Phase 2: Synthesize documentation
Use prompts/phase-2-synthesize.md. The Phase 2 LLM reads the answered tree and produces:
- PRD from the Q1 branch (problem, users, goals, success criteria)
- Specification from the Q2 branch (Cockburn use cases at User Goal level, system use cases for each technical interface, supplementary specifications)
- arc42 with all 12 chapters from the Q3 branch
- Nygard ADRs with Pugh Matrix from the Q3.9 branch
Code-derived claims cite the file:line evidence from their [ANSWERED] leaf — a reference to the code, the only durable, canonical artifact. Team-supplied information is marked (team answer). The Question Tree is temporary scaffolding, so its Q-IDs are not written into the final documents; during synthesis every claim is still traced back to a leaf as a build-time check. This dual traceability — code evidence plus team input — is the difference from a simple reverse-engineering prompt that fills in gaps silently.
What the LLM can and cannot recover
A controlled experiment (deleting documentation from a greenfield project and regenerating it from code) showed:
Derivable from code: functional requirements, acceptance criteria, building-block views, glossary, security mechanisms, crosscutting concepts.
NOT derivable from code: business context, design rationale (the ADR "why"), quality-goal priorities, stakeholder concerns, aspirational features, performance budgets, tutorials, review results.

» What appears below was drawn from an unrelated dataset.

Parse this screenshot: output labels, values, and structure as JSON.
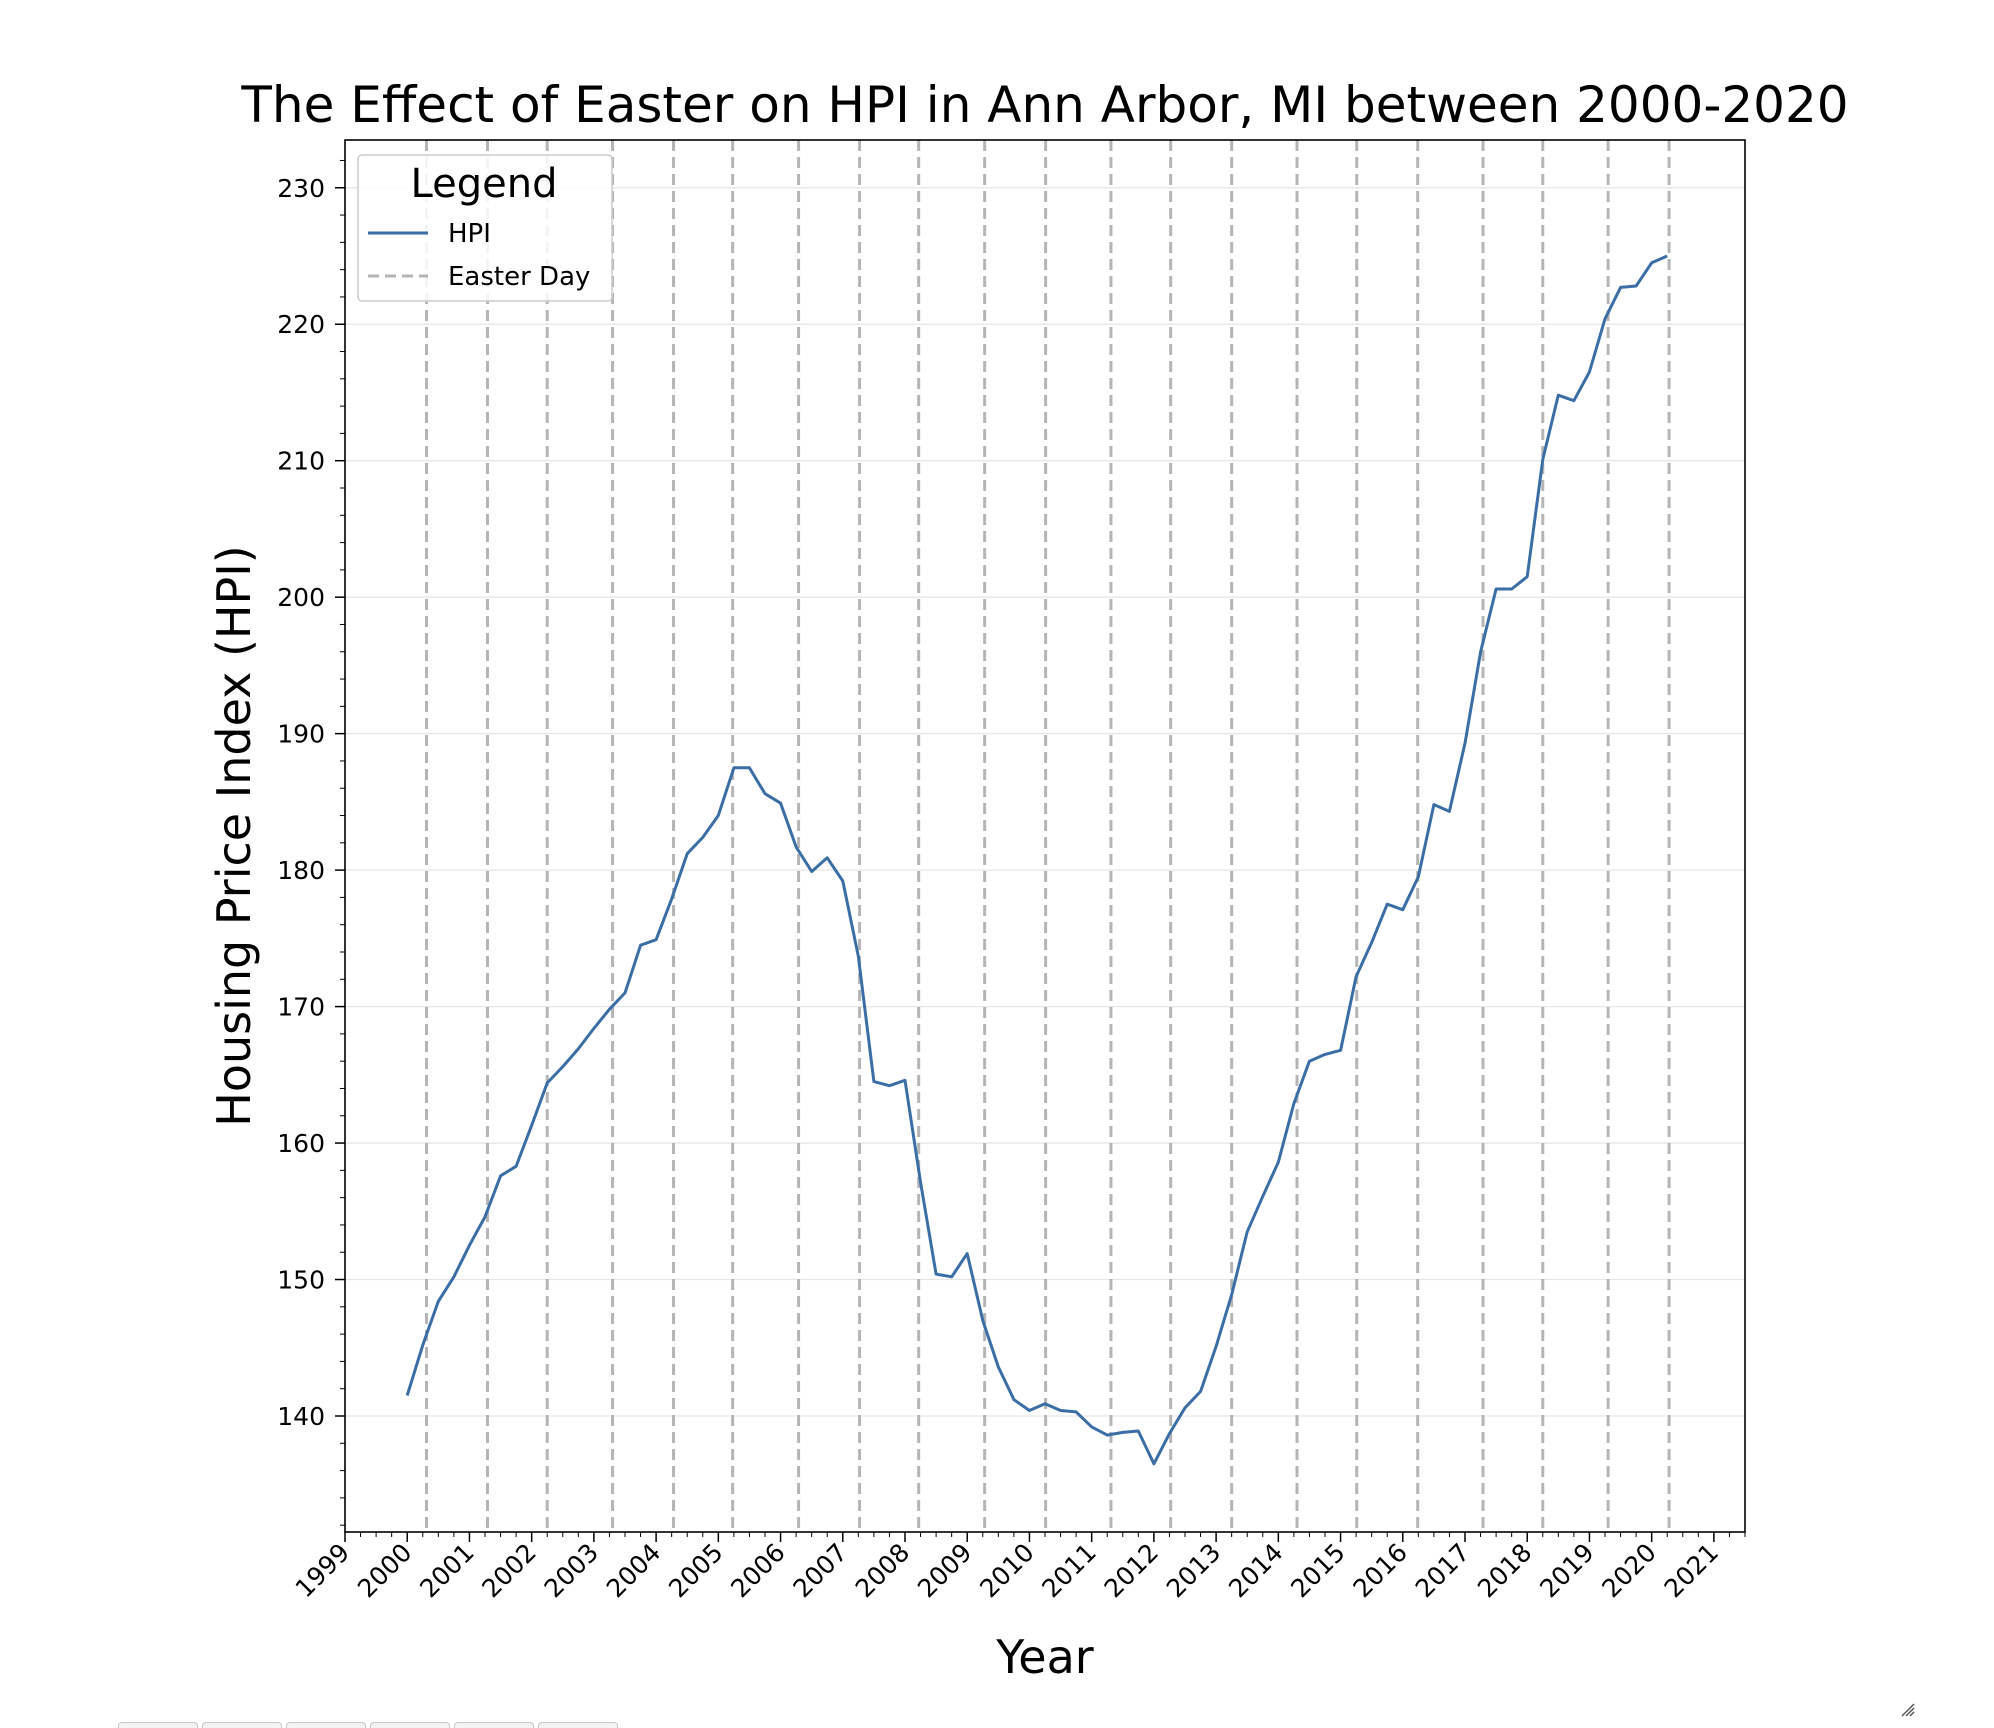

If your synthesized documentation contains a claim from the second list without a (team answer) marker, the LLM hallucinated it. Mark it [OPEN] and ask the team.
Spec drift and reconciliation
After this skill produces documentation, the implementation LLM will add security hardening, validation rules, and edge cases that are not in the spec. This is structural, not a discipline problem. Re-run Phase 1 against the current code periodically — before a release, after a security review, before onboarding — and diff against the existing spec. The diff reveals NEW (in code, not in spec), CHANGED (diverged), and DEAD (in spec, not in code).